LOS LUCEROS DEL PARAGUAY





Cuadernos privados.

Por Laura Ramos
La fisonomía de la calle Riobamba, no muy lejos de la avenida Santa Fe, una fisonomía que si bien no es del todo coqueta al menos manifiesta un deseo de serlo, o aspira a conservar ciertos visos encopetados pero de linaje raído, se vio alterada el jueves pasado con una música de rara genealogía. El arpa de Los Luceros del Paraguay rindió homenaje, en la Casa del Bicentenario y a las siete de la tarde en punto, a uno de los hombres más detestados del continente americano: el mariscal Francisco Solano López.
En mi hogar infantil, la prohibición política de la televisión era compensada, en parte, por la narración de corte trágico de la epopeya del pueblo paraguayo. El doctor Francia, o el dictador Francia, como era llamado por las fuerzas enemigas en nuestro relato, había convertido al Paraguay, merced a un proteccionismo férreo, en una potencia sudamericana autoabastecida. Luego fue precisamente Solano López quien fortaleció al Estado en las ramas fundamentales de la economía y mantuvo cerradas las puertas de su comercio, su industria y sus finanzas al capital extranjero. ¡Los vampiros ingleses estaban ávidos por otorgar sus empréstitos!, exclamaba mi padre. ¡No existía la deuda externa! Basada en una agricultura y ganadería generosa y en la herencia jesuítica de la producción en gran escala de la yerba mate, la estructura económica del Paraguay bastaba para abastecer a sus seiscientos mil habitantes. La yerba y el tabaco que se consumían en todo el virreinato eran los primordiales recursos fiscales del país. Se crearon los primeros trenes, telégrafos y fundiciones de hierro de la región, Solano López alentó el crecimiento de una modesta industrial naval y se produjo algodón para la vestimenta. Esta base productiva sin intermediarios ni terratenientes, este localismo feroz, creó una ínsula, una reclusión y una misantropía política. Parecía que la personalidad del doctor Francia era la réplica psicológica del aislamiento de su país (que mi padre atribuía a los intereses mezquinos del puerto de Buenos Aires). Pero la ínsula era una utopía.
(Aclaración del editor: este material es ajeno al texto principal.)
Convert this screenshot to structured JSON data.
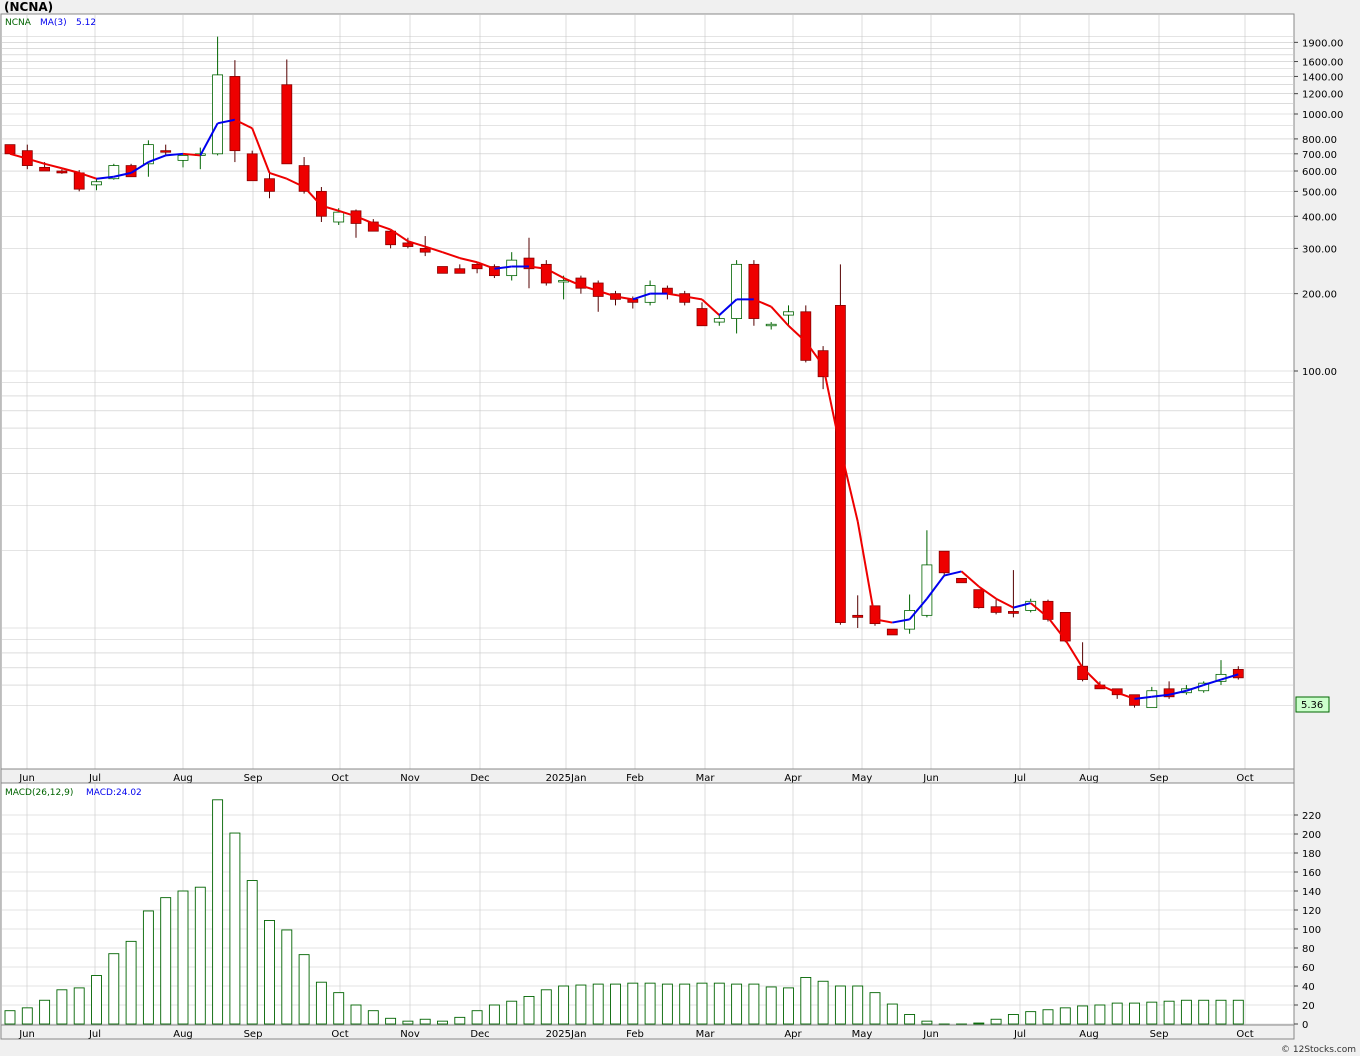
{
  "title": "(NCNA)",
  "footer": "© 12Stocks.com",
  "price_panel": {
    "symbol_label": "NCNA",
    "ma_label": "MA(3)",
    "ma_value": "5.12",
    "last_price_label": "5.36",
    "y_tick_labels": [
      "1900.00",
      "1600.00",
      "1400.00",
      "1200.00",
      "1000.00",
      "800.00",
      "700.00",
      "600.00",
      "500.00",
      "400.00",
      "300.00",
      "200.00",
      "100.00"
    ]
  },
  "macd_panel": {
    "label": "MACD(26,12,9)",
    "value_label": "MACD:24.02",
    "y_tick_labels": [
      "220",
      "200",
      "180",
      "160",
      "140",
      "120",
      "100",
      "80",
      "60",
      "40",
      "20",
      "0"
    ]
  },
  "x_month_labels": [
    "Jun",
    "Jul",
    "Aug",
    "Sep",
    "Oct",
    "Nov",
    "Dec",
    "2025Jan",
    "Feb",
    "Mar",
    "Apr",
    "May",
    "Jun",
    "Jul",
    "Aug",
    "Sep",
    "Oct"
  ],
  "colors": {
    "up_candle_border": "#006400",
    "down_candle_fill": "#ee0000",
    "ma_rising": "#0000ee",
    "ma_falling": "#ee0000",
    "macd_bar": "#006400",
    "grid": "#c8c8c8",
    "price_label_bg": "#ccffcc"
  },
  "chart_data": [
    {
      "type": "candlestick",
      "title": "(NCNA)",
      "y_scale": "log",
      "y_range": [
        4.5,
        2100
      ],
      "interval": "weekly",
      "x_labels": [
        "Jun",
        "Jul",
        "Aug",
        "Sep",
        "Oct",
        "Nov",
        "Dec",
        "2025Jan",
        "Feb",
        "Mar",
        "Apr",
        "May",
        "Jun",
        "Jul",
        "Aug",
        "Sep",
        "Oct"
      ],
      "ohlc": [
        [
          760,
          760,
          700,
          700
        ],
        [
          720,
          760,
          610,
          630
        ],
        [
          620,
          650,
          600,
          600
        ],
        [
          600,
          610,
          585,
          590
        ],
        [
          590,
          605,
          500,
          510
        ],
        [
          530,
          560,
          505,
          545
        ],
        [
          560,
          640,
          555,
          630
        ],
        [
          630,
          640,
          570,
          570
        ],
        [
          640,
          790,
          570,
          760
        ],
        [
          720,
          760,
          690,
          710
        ],
        [
          660,
          700,
          620,
          690
        ],
        [
          690,
          740,
          610,
          700
        ],
        [
          700,
          2000,
          690,
          1420
        ],
        [
          1400,
          1620,
          650,
          720
        ],
        [
          700,
          720,
          550,
          550
        ],
        [
          560,
          600,
          470,
          500
        ],
        [
          1300,
          1630,
          640,
          640
        ],
        [
          630,
          680,
          490,
          500
        ],
        [
          500,
          520,
          380,
          400
        ],
        [
          380,
          430,
          370,
          415
        ],
        [
          420,
          425,
          330,
          375
        ],
        [
          380,
          390,
          350,
          350
        ],
        [
          350,
          355,
          300,
          310
        ],
        [
          315,
          330,
          300,
          305
        ],
        [
          300,
          335,
          280,
          290
        ],
        [
          255,
          255,
          240,
          240
        ],
        [
          250,
          260,
          240,
          240
        ],
        [
          260,
          265,
          240,
          250
        ],
        [
          255,
          260,
          230,
          235
        ],
        [
          235,
          290,
          225,
          270
        ],
        [
          275,
          330,
          210,
          250
        ],
        [
          260,
          270,
          215,
          220
        ],
        [
          225,
          235,
          190,
          225
        ],
        [
          230,
          235,
          200,
          210
        ],
        [
          220,
          225,
          170,
          195
        ],
        [
          200,
          205,
          180,
          190
        ],
        [
          190,
          195,
          175,
          185
        ],
        [
          185,
          225,
          180,
          215
        ],
        [
          210,
          215,
          190,
          200
        ],
        [
          200,
          205,
          180,
          185
        ],
        [
          175,
          185,
          150,
          150
        ],
        [
          155,
          165,
          150,
          160
        ],
        [
          160,
          270,
          140,
          260
        ],
        [
          260,
          270,
          150,
          160
        ],
        [
          150,
          155,
          145,
          152
        ],
        [
          165,
          180,
          150,
          170
        ],
        [
          170,
          180,
          108,
          110
        ],
        [
          120,
          125,
          85,
          95
        ],
        [
          180,
          260,
          10.3,
          10.5
        ],
        [
          11.2,
          13.4,
          10.0,
          11.0
        ],
        [
          12.2,
          12.2,
          10.2,
          10.4
        ],
        [
          9.9,
          9.9,
          9.4,
          9.4
        ],
        [
          9.9,
          13.5,
          9.5,
          11.7
        ],
        [
          11.2,
          24.0,
          11.0,
          17.6
        ],
        [
          19.9,
          19.9,
          16.0,
          16.4
        ],
        [
          15.6,
          15.6,
          15.0,
          15.0
        ],
        [
          14.1,
          14.1,
          11.9,
          12.0
        ],
        [
          12.1,
          12.9,
          11.3,
          11.5
        ],
        [
          11.6,
          16.8,
          11.0,
          11.4
        ],
        [
          11.7,
          13.0,
          11.5,
          12.7
        ],
        [
          12.7,
          12.9,
          10.6,
          10.8
        ],
        [
          11.5,
          11.5,
          8.8,
          8.9
        ],
        [
          7.1,
          8.8,
          6.2,
          6.3
        ],
        [
          6.0,
          6.2,
          5.8,
          5.8
        ],
        [
          5.8,
          5.8,
          5.3,
          5.5
        ],
        [
          5.5,
          5.5,
          4.9,
          5.0
        ],
        [
          4.9,
          5.9,
          4.9,
          5.7
        ],
        [
          5.8,
          6.2,
          5.3,
          5.4
        ],
        [
          5.6,
          6.0,
          5.5,
          5.8
        ],
        [
          5.7,
          6.2,
          5.6,
          6.1
        ],
        [
          6.2,
          7.5,
          6.0,
          6.6
        ],
        [
          6.9,
          7.1,
          6.3,
          6.4
        ]
      ],
      "ma3": [
        700,
        670,
        640,
        615,
        590,
        560,
        570,
        590,
        650,
        690,
        700,
        690,
        920,
        950,
        880,
        590,
        560,
        520,
        440,
        420,
        400,
        375,
        355,
        320,
        305,
        290,
        275,
        265,
        250,
        255,
        255,
        250,
        230,
        215,
        205,
        195,
        190,
        200,
        200,
        195,
        190,
        165,
        190,
        190,
        178,
        150,
        130,
        105,
        50,
        26,
        10.8,
        10.5,
        10.8,
        13.0,
        16.0,
        16.6,
        14.5,
        13.0,
        12.0,
        12.5,
        11.0,
        9.0,
        7.0,
        6.0,
        5.6,
        5.3,
        5.4,
        5.5,
        5.7,
        6.0,
        6.3,
        6.6
      ],
      "ma_label": "MA(3)",
      "ma_last_value": 5.12,
      "last_price": 5.36
    },
    {
      "type": "bar",
      "title": "MACD(26,12,9)",
      "y_range": [
        0,
        240
      ],
      "x_labels": [
        "Jun",
        "Jul",
        "Aug",
        "Sep",
        "Oct",
        "Nov",
        "Dec",
        "2025Jan",
        "Feb",
        "Mar",
        "Apr",
        "May",
        "Jun",
        "Jul",
        "Aug",
        "Sep",
        "Oct"
      ],
      "values": [
        14,
        17,
        25,
        36,
        38,
        51,
        74,
        87,
        119,
        133,
        140,
        144,
        236,
        201,
        151,
        109,
        99,
        73,
        44,
        33,
        20,
        14,
        6,
        3,
        5,
        3,
        7,
        14,
        20,
        24,
        29,
        36,
        40,
        41,
        42,
        42,
        43,
        43,
        42,
        42,
        43,
        43,
        42,
        42,
        39,
        38,
        49,
        45,
        40,
        40,
        33,
        21,
        10,
        3,
        0,
        0,
        1,
        5,
        10,
        13,
        15,
        17,
        19,
        20,
        22,
        22,
        23,
        24,
        25,
        25,
        25,
        25,
        25,
        25,
        25,
        25,
        25,
        25,
        24,
        25
      ],
      "value_label": "MACD:24.02"
    }
  ]
}
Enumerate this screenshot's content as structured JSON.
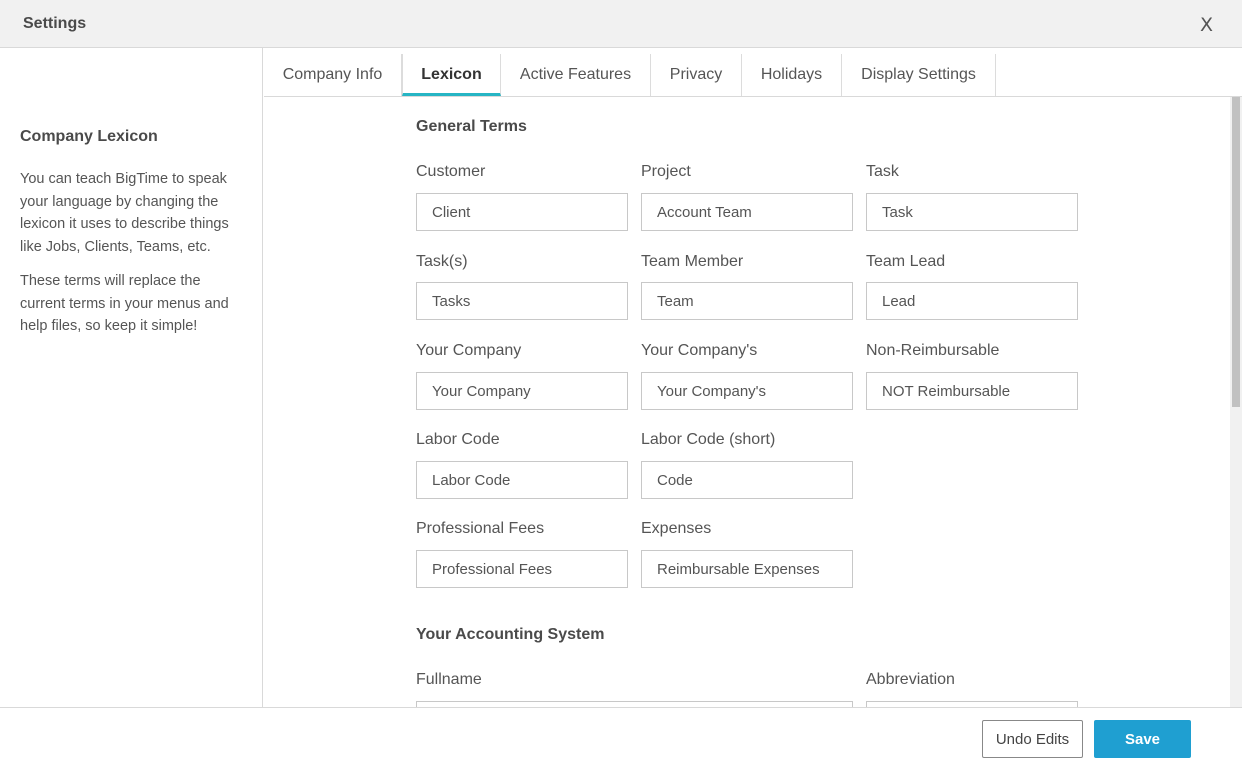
{
  "window": {
    "title": "Settings",
    "close_label": "X"
  },
  "sidebar": {
    "heading": "Company Lexicon",
    "paragraph1": "You can teach BigTime to speak your language by changing the lexicon it uses to describe things like Jobs, Clients, Teams, etc.",
    "paragraph2": "These terms will replace the current terms in your menus and help files, so keep it simple!"
  },
  "tabs": [
    {
      "label": "Company Info",
      "active": false
    },
    {
      "label": "Lexicon",
      "active": true
    },
    {
      "label": "Active Features",
      "active": false
    },
    {
      "label": "Privacy",
      "active": false
    },
    {
      "label": "Holidays",
      "active": false
    },
    {
      "label": "Display Settings",
      "active": false
    }
  ],
  "general_terms": {
    "title": "General Terms",
    "fields": [
      {
        "label": "Customer",
        "value": "Client"
      },
      {
        "label": "Project",
        "value": "Account Team"
      },
      {
        "label": "Task",
        "value": "Task"
      },
      {
        "label": "Task(s)",
        "value": "Tasks"
      },
      {
        "label": "Team Member",
        "value": "Team"
      },
      {
        "label": "Team Lead",
        "value": "Lead"
      },
      {
        "label": "Your Company",
        "value": "Your Company"
      },
      {
        "label": "Your Company's",
        "value": "Your Company's"
      },
      {
        "label": "Non-Reimbursable",
        "value": "NOT Reimbursable"
      },
      {
        "label": "Labor Code",
        "value": "Labor Code"
      },
      {
        "label": "Labor Code (short)",
        "value": "Code"
      },
      {
        "label": "Professional Fees",
        "value": "Professional Fees"
      },
      {
        "label": "Expenses",
        "value": "Reimbursable Expenses"
      }
    ]
  },
  "accounting": {
    "title": "Your Accounting System",
    "fullname_label": "Fullname",
    "fullname_value": "",
    "abbreviation_label": "Abbreviation",
    "abbreviation_value": ""
  },
  "footer": {
    "undo_label": "Undo Edits",
    "save_label": "Save"
  },
  "colors": {
    "accent": "#26b5c4",
    "save_button": "#1f9fd1"
  }
}
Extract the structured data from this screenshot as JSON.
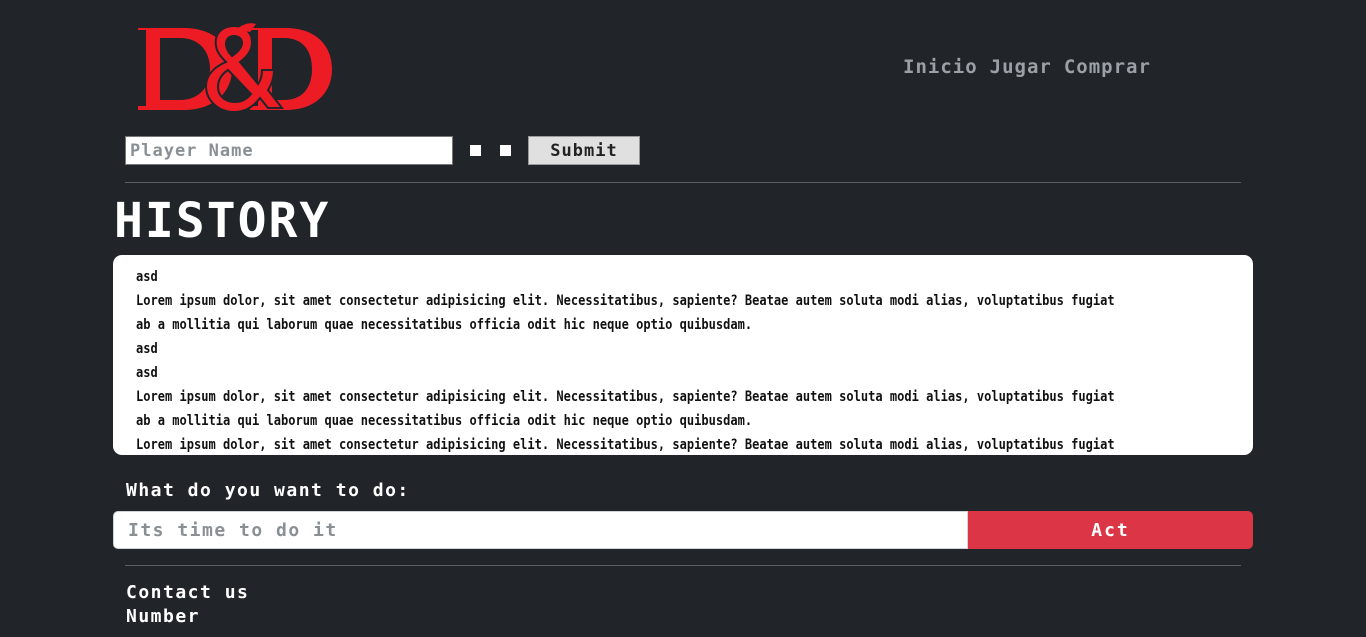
{
  "brand": {
    "logo_text": "D&D",
    "logo_color": "#ed1c24"
  },
  "nav": {
    "items": [
      {
        "label": "Inicio"
      },
      {
        "label": "Jugar"
      },
      {
        "label": "Comprar"
      }
    ]
  },
  "player_form": {
    "name_placeholder": "Player Name",
    "name_value": "",
    "submit_label": "Submit"
  },
  "history": {
    "title": "HISTORY",
    "lines": [
      "asd",
      "Lorem ipsum dolor, sit amet consectetur adipisicing elit. Necessitatibus, sapiente? Beatae autem soluta modi alias, voluptatibus fugiat",
      "ab a mollitia qui laborum quae necessitatibus officia odit hic neque optio quibusdam.",
      "asd",
      "asd",
      "Lorem ipsum dolor, sit amet consectetur adipisicing elit. Necessitatibus, sapiente? Beatae autem soluta modi alias, voluptatibus fugiat",
      "ab a mollitia qui laborum quae necessitatibus officia odit hic neque optio quibusdam.",
      "Lorem ipsum dolor, sit amet consectetur adipisicing elit. Necessitatibus, sapiente? Beatae autem soluta modi alias, voluptatibus fugiat"
    ]
  },
  "action": {
    "label": "What do you want to do:",
    "placeholder": "Its time to do it",
    "value": "",
    "button_label": "Act",
    "button_color": "#dc3545"
  },
  "footer": {
    "contact_label": "Contact us",
    "number_label": "Number"
  },
  "theme": {
    "background": "#212529",
    "nav_text": "#9aa0a6"
  }
}
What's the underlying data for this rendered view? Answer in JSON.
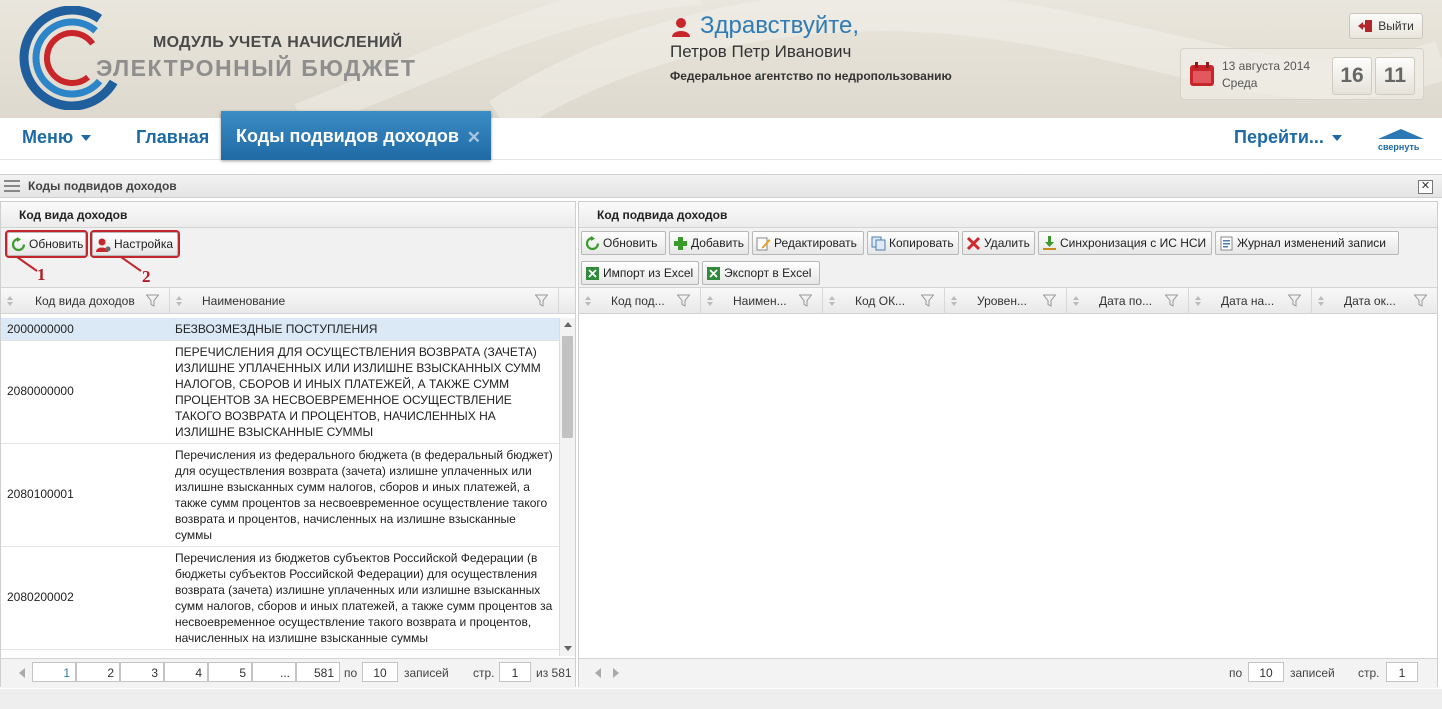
{
  "header": {
    "logo_line1": "МОДУЛЬ УЧЕТА НАЧИСЛЕНИЙ",
    "logo_line2": "ЭЛЕКТРОННЫЙ БЮДЖЕТ",
    "greeting": "Здравствуйте,",
    "user_name": "Петров Петр Иванович",
    "agency": "Федеральное агентство по недропользованию",
    "exit_label": "Выйти",
    "date": "13 августа 2014",
    "weekday": "Среда",
    "hour": "16",
    "minute": "11"
  },
  "nav": {
    "menu_label": "Меню",
    "home_label": "Главная",
    "active_tab": "Коды подвидов доходов",
    "goto_label": "Перейти...",
    "collapse_label": "свернуть"
  },
  "page": {
    "title": "Коды подвидов доходов"
  },
  "left_panel": {
    "title": "Код вида доходов",
    "toolbar": {
      "refresh": "Обновить",
      "settings": "Настройка"
    },
    "annotations": [
      "1",
      "2"
    ],
    "columns": [
      "Код вида доходов",
      "Наименование"
    ],
    "rows": [
      {
        "code": "2000000000",
        "name": "БЕЗВОЗМЕЗДНЫЕ ПОСТУПЛЕНИЯ"
      },
      {
        "code": "2080000000",
        "name": "ПЕРЕЧИСЛЕНИЯ ДЛЯ ОСУЩЕСТВЛЕНИЯ ВОЗВРАТА (ЗАЧЕТА) ИЗЛИШНЕ УПЛАЧЕННЫХ ИЛИ ИЗЛИШНЕ ВЗЫСКАННЫХ СУММ НАЛОГОВ, СБОРОВ И ИНЫХ ПЛАТЕЖЕЙ, А ТАКЖЕ СУММ ПРОЦЕНТОВ ЗА НЕСВОЕВРЕМЕННОЕ ОСУЩЕСТВЛЕНИЕ ТАКОГО ВОЗВРАТА И ПРОЦЕНТОВ, НАЧИСЛЕННЫХ НА ИЗЛИШНЕ ВЗЫСКАННЫЕ СУММЫ"
      },
      {
        "code": "2080100001",
        "name": "Перечисления из федерального бюджета (в федеральный бюджет) для осуществления возврата (зачета) излишне уплаченных или излишне взысканных сумм налогов, сборов и иных платежей, а также сумм процентов за несвоевременное осуществление такого возврата и процентов, начисленных на излишне взысканные суммы"
      },
      {
        "code": "2080200002",
        "name": "Перечисления из бюджетов субъектов Российской Федерации (в бюджеты субъектов Российской Федерации) для осуществления возврата (зачета) излишне уплаченных или излишне взысканных сумм налогов, сборов и иных платежей, а также сумм процентов за несвоевременное осуществление такого возврата и процентов, начисленных на излишне взысканные суммы"
      }
    ],
    "pager": {
      "pages": [
        "1",
        "2",
        "3",
        "4",
        "5",
        "...",
        "581"
      ],
      "po_label": "по",
      "per_page": "10",
      "records_label": "записей",
      "page_label": "стр.",
      "current_page": "1",
      "of_label": "из 581"
    }
  },
  "right_panel": {
    "title": "Код подвида доходов",
    "toolbar": {
      "refresh": "Обновить",
      "add": "Добавить",
      "edit": "Редактировать",
      "copy": "Копировать",
      "delete": "Удалить",
      "sync": "Синхронизация с ИС НСИ",
      "journal": "Журнал изменений записи",
      "import": "Импорт из Excel",
      "export": "Экспорт в Excel"
    },
    "columns": [
      "Код под...",
      "Наимен...",
      "Код ОК...",
      "Уровен...",
      "Дата по...",
      "Дата на...",
      "Дата ок..."
    ],
    "pager": {
      "po_label": "по",
      "per_page": "10",
      "records_label": "записей",
      "page_label": "стр.",
      "current_page": "1"
    }
  },
  "colors": {
    "accent": "#1d6aa5",
    "tab_active": "#2b78b4",
    "annotation": "#c0262c",
    "selected_row": "#dbe8f5"
  }
}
Para acicatear nuestro interés, mi padre usaba, al relatar la historia, unos soldaditos de madera y otros de plomo que le había obsequiado a mi hermano en su cumpleaños número seis. El 22 de septiembre de 1866, el general en jefe de la Triple Alianza (una coalición orquestada por Inglaterra, nos explicaba) ordenó el asalto contra la fortaleza natural de Curupaytí. Bartolomé Mitre contaba con nueve mil soldados argentinos y ocho mil brasileños, la flor y nata del ejército, el apoyo de los cañones de la escuadra imperial brasileña y la cooperación de las fuerzas orientales del odiado Venancio Flores. Mitre, un hijo de su cultura y de su clase, llevó a la práctica una estrategia europea: ataque frontal a bayoneta y simulación de retirada. Pero los paraguayos lucharon en sus propios términos: el terreno fangoso de Curupaytí, tal como lo habían planeado ingeniosamente, se convirtió en una pista de patinaje que acabó con las vidas de diez mil soldados argentinos, uruguayos y brasileños. Las amputaciones de diverso tipo que habían padecido los frágiles soldaditos de plomo de mi hermano le otorgaban más veracidad a las escenas bélicas. Curupaytí era nuestra batalla de San Lorenzo. Y la derrota del Paraguay fue nuestra propia derrota.
Mi padre usaba unas metáforas que nos hipnotizaban: “Asunción era una gigantesca antorcha”. No hacía falta que nos señalara que había muerto entre el 50 y el 85 por ciento de su población y más del 90 por ciento de la población masculina adulta. El territorio del Alto Paraná había quedado en poder de Brasil, pero además -y aquí descubríamos que la narración escondía más de una moraleja- Inglaterra, la prestamista, logró otorgarle a la nación derrotada un empréstito de 200.222 libras esterlinas.
Los soldados brasileños, presidiarios liberados, no nos inspiraban menos compasión que los niños paraguayos muertos en combate. “El conflicto terminó porque hemos muerto a todos los paraguayos de 10 años arriba”, había dicho Domingo Faustino Sarmiento, y como lo detestábamos le creímos. Cuando cumplí once años -casi la edad de los soldados paraguayos más jóvenes-, mi madre me obsequió tres volúmenes: Humaitá, Jornadas de agonía y Los caminos de la muerte , las novelas de Manuel Gálvez sobre la guerra. No las dejé por Mujercitas, pero debería haberlo hecho.